If anyone has any insights on what may be causing the issue that would be great. I notice the call stack goes through boost so I wonder if somehow multiple versions are being pulled in? Or maybe something with the rospack dependencies are mucked up?

beezow commented 2 years ago

It seems gazebo was pulling in boost 173, while gazebo_ros was pulling in boost 177. By upgrading gazebo to boost177, the segfaults went away. Can finally run gazebo_ros again! You should be able to use the staging branch as it incorporates all the updates needed.

Can someone else can confirm the staging branch works for gazebo_ros?

The only remaining problem is with the shadows. There are some errors related to the shadow caster. The shadows from light sources do not work, with the light shining right through any obstacles.

lopsided98 commented 2 years ago

I finally got a chance to test this and can confirm that staging works. Staging has now been merged into master.

Do you know if the shadows not working is a new issue?

beezow commented 2 years ago

I finally got a chance to test this and can confirm that staging works. Staging has now been merged into master.

Do you know if the shadows not working is a new issue?

Not sure if it is new. It seems to be present with both gazebo_9 and gazebo_11 though. Were you able to replicate it?

lopsided98 commented 2 years ago

I don't see any shadows, but I don't see any shadow related errors either.

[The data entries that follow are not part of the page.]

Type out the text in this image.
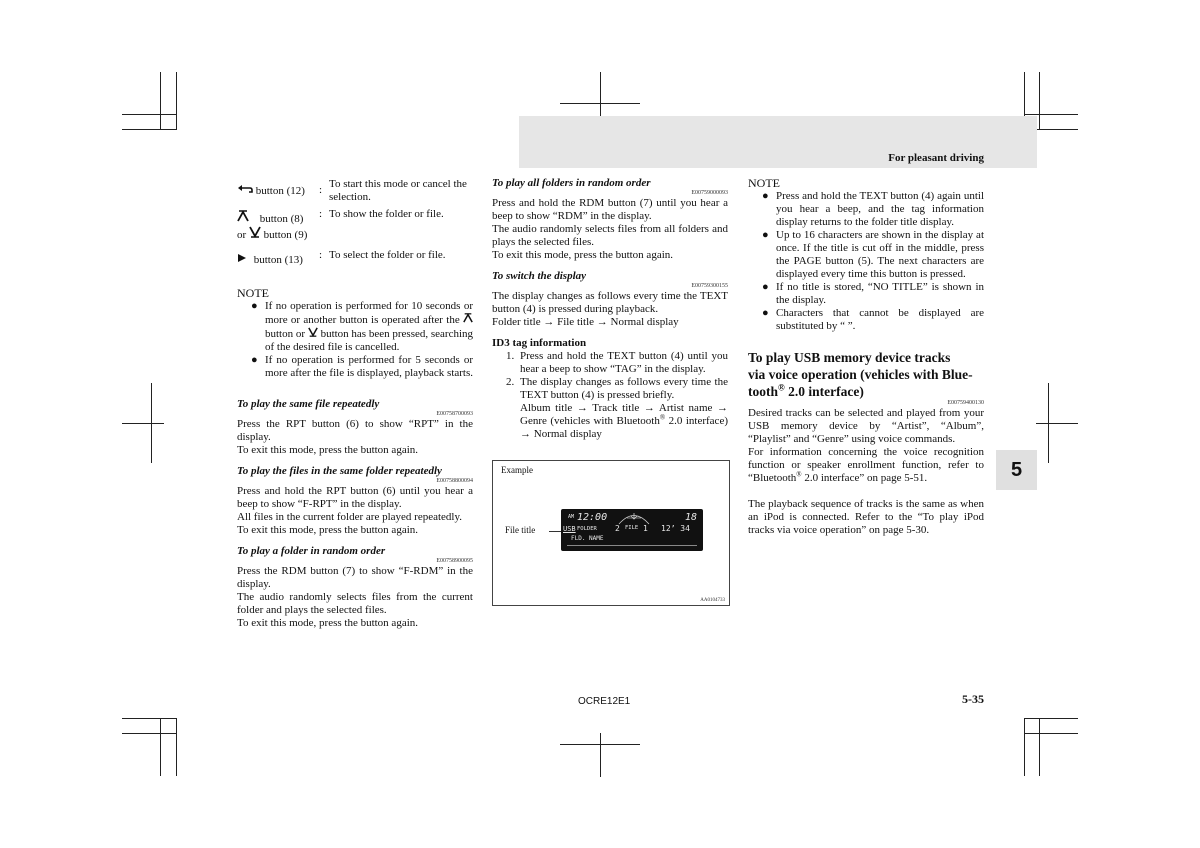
For pleasant driving
5
button (12)	: To start this mode or cancel the selection.
button (8)
or button (9)
: To show the folder or file.
button (13)	: To select the folder or file.

NOTE

● If no operation is performed for 10 seconds or more or another button is operated after the  button or button has been pressed, searching of the desired file is cancelled.
● If no operation is performed for 5 seconds or more after the file is displayed, playback starts.

To play the same file repeatedly

E00758700093

Press the RPT button (6) to show “RPT” in the display.

To exit this mode, press the button again.

To play the files in the same folder repeatedly

E00758800094

Press and hold the RPT button (6) until you hear a beep to show “F-RPT” in the display.

All files in the current folder are played repeatedly.

To exit this mode, press the button again.

To play a folder in random order

E00758900095

Press the RDM button (7) to show “F-RDM” in the display.

The audio randomly selects files from the current folder and plays the selected files.

To exit this mode, press the button again.

To play all folders in random order

E00759000093

Press and hold the RDM button (7) until you hear a beep to show “RDM” in the display.

The audio randomly selects files from all folders and plays the selected files.

To exit this mode, press the button again.

To switch the display

E00759300155

The display changes as follows every time the TEXT button (4) is pressed during playback.

Folder title → File title → Normal display

ID3 tag information

1. Press and hold the TEXT button (4) until you hear a beep to show “TAG” in the display.
2. The display changes as follows every time the TEXT button (4) is pressed briefly.
Album title → Track title → Artist name → Genre (vehicles with Bluetooth® 2.0 interface) → Normal display
Example
File title
AM 12:00	18
USB FOLDER 2 FILE 1 12’ 34
FLD. NAME
AA0104733

NOTE

● Press and hold the TEXT button (4) again until you hear a beep, and the tag information display returns to the folder title display.
● Up to 16 characters are shown in the display at once. If the title is cut off in the middle, press the PAGE button (5). The next characters are displayed every time this button is pressed.
● If no title is stored, “NO TITLE” is shown in the display.
● Characters that cannot be displayed are substituted by “ ”.

To play USB memory device tracks
via voice operation (vehicles with Blue-
tooth® 2.0 interface)

E00759400130

Desired tracks can be selected and played from your USB memory device by “Artist”, “Album”, “Playlist” and “Genre” using voice commands.

For information concerning the voice recognition function or speaker enrollment function, refer to “Bluetooth® 2.0 interface” on page 5-51.

The playback sequence of tracks is the same as when an iPod is connected. Refer to the “To play iPod tracks via voice operation” on page 5-30.

OCRE12E1	5-35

I did notice that attempting to add more than one light results in the Gazebo freezing. It looks like the same problem as https://github.com/osrf/gazebo/issues/2373, and I was able to fix it by using OGRE 1.9.

beezow commented 2 years ago

I tried reverting to OGRE 1.9,ant the shadows seem to be working, but I still get the error messages. Additionally can confirm that using OGRE 1.9 fixes the crash with multiple light sources.